THE Manpower Ministry (MOM) is investigating the software company at the centre of an alleged employee abuse scandal.
The ministry said in a statement last night that its labour relations officers yesterday met the worker filmed in a video circulated on YouTube which apparently showed him being hit by his supervisor at Encore eServices.
An MOM spokesman said the meeting was to "find out more about his employment terms as well as possible infringements of the Employment Act".
Investigations by the ministry are ongoing.
The 29-year-old university graduate claimed he was paid only $500 a month during a three-year stint at Encore, despite putting in around 12 hours a day.
He also claimed he did not receive leave or bonuses.
The Employment Act covers employees earning a basic monthly salary of no more than $2,000 and ensures that they are entitled to overtime pay if they work more than 44 hours a week. They should also be given annual and sick leave.
The alleged abuse came to light in a 17-second video uploaded on YouTube last Friday. It shows a man, identified only as Alan, hitting the head of his subordinate continually and using vulgar language towards him.
The video was filmed by a Singapore Institute of Management (SIM) student who was working as an intern at the company. He asked to terminate his internship after the incident.
Chinese evening daily Lianhe Wanbao reported yesterday that Alan is the owner of Encore, a firm registered under the name of Mr Lee Yew Nam.
The alleged victim told Lianhe Wanbao he was under the impression that he was joining a sizeable company because his supervisor said it had many departments. But he went on to find that Encore's Jurong East office was the size of just three carpark spaces.

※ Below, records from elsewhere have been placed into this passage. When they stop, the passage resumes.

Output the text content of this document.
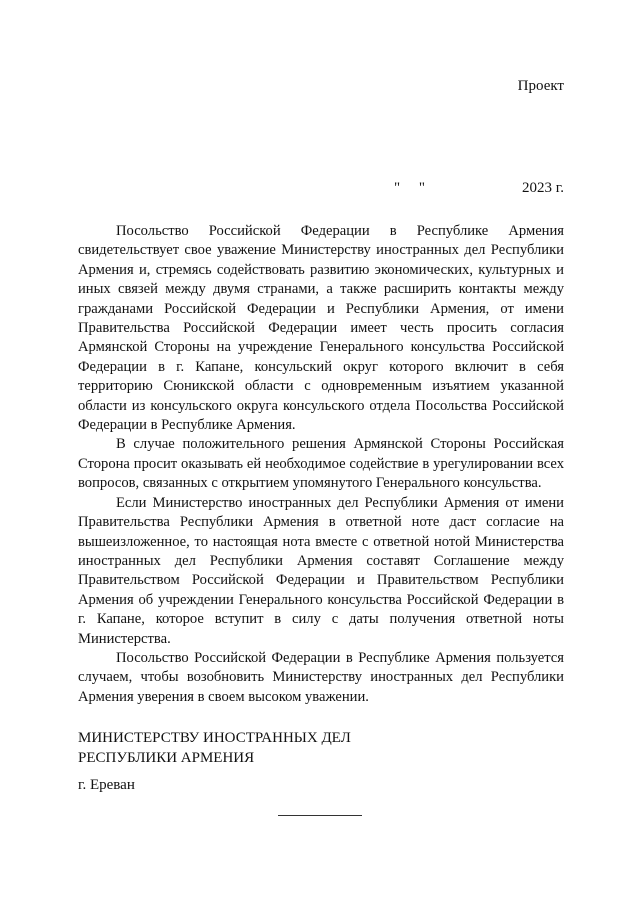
Проект
"     "	2023 г.

Посольство Российской Федерации в Республике Армения свидетельствует свое уважение Министерству иностранных дел Республики Армения и, стремясь содействовать развитию экономических, культурных и иных связей между двумя странами, а также расширить контакты между гражданами Российской Федерации и Республики Армения, от имени Правительства Российской Федерации имеет честь просить согласия Армянской Стороны на учреждение Генерального консульства Российской Федерации в г. Капане, консульский округ которого включит в себя территорию Сюникской области с одновременным изъятием указанной области из консульского округа консульского отдела Посольства Российской Федерации в Республике Армения.

В случае положительного решения Армянской Стороны Российская Сторона просит оказывать ей необходимое содействие в урегулировании всех вопросов, связанных с открытием упомянутого Генерального консульства.

Если Министерство иностранных дел Республики Армения от имени Правительства Республики Армения в ответной ноте даст согласие на вышеизложенное, то настоящая нота вместе с ответной нотой Министерства иностранных дел Республики Армения составят Соглашение между Правительством Российской Федерации и Правительством Республики Армения об учреждении Генерального консульства Российской Федерации в г. Капане, которое вступит в силу с даты получения ответной ноты Министерства.

Посольство Российской Федерации в Республике Армения пользуется случаем, чтобы возобновить Министерству иностранных дел Республики Армения уверения в своем высоком уважении.

МИНИСТЕРСТВУ ИНОСТРАННЫХ ДЕЛ
РЕСПУБЛИКИ АРМЕНИЯ
г. Ереван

He added that the company had no full-time staff and only employed one or two interns.
When The Straits Times visited Encore's one-room office in Jurong East yesterday, it was locked and empty.
Workers in the same building said nobody had turned up for work at the company this week.
A woman at Encore's other office in Lavender denied that Mr Lee worked there.
Universities said they conduct checks on companies offering internships to their students.
SIM, for example, carries out background checks on the firms and meets relevant staff. Its spokesman said this "ensures that we collaborate only with bona fide companies and that we find the right fit for our students".
Companies must sign an agreement with SIM to ensure that the internship experience is productive and beneficial for both parties. Company supervisors must also agree to provide mentors for students and give them meaningful work of educational value.
Those at SIM must submit a 500-word report after completing their internships.
National Trades Union Congress deputy secretary-general Heng Chee How said in a Facebook post yesterday that physical abuse of employees should not be condoned. He said: " I urge the police and the Ministry of Manpower to investigate the case thoroughly, help the victim seek recourse and press for deterrent action against the culprit."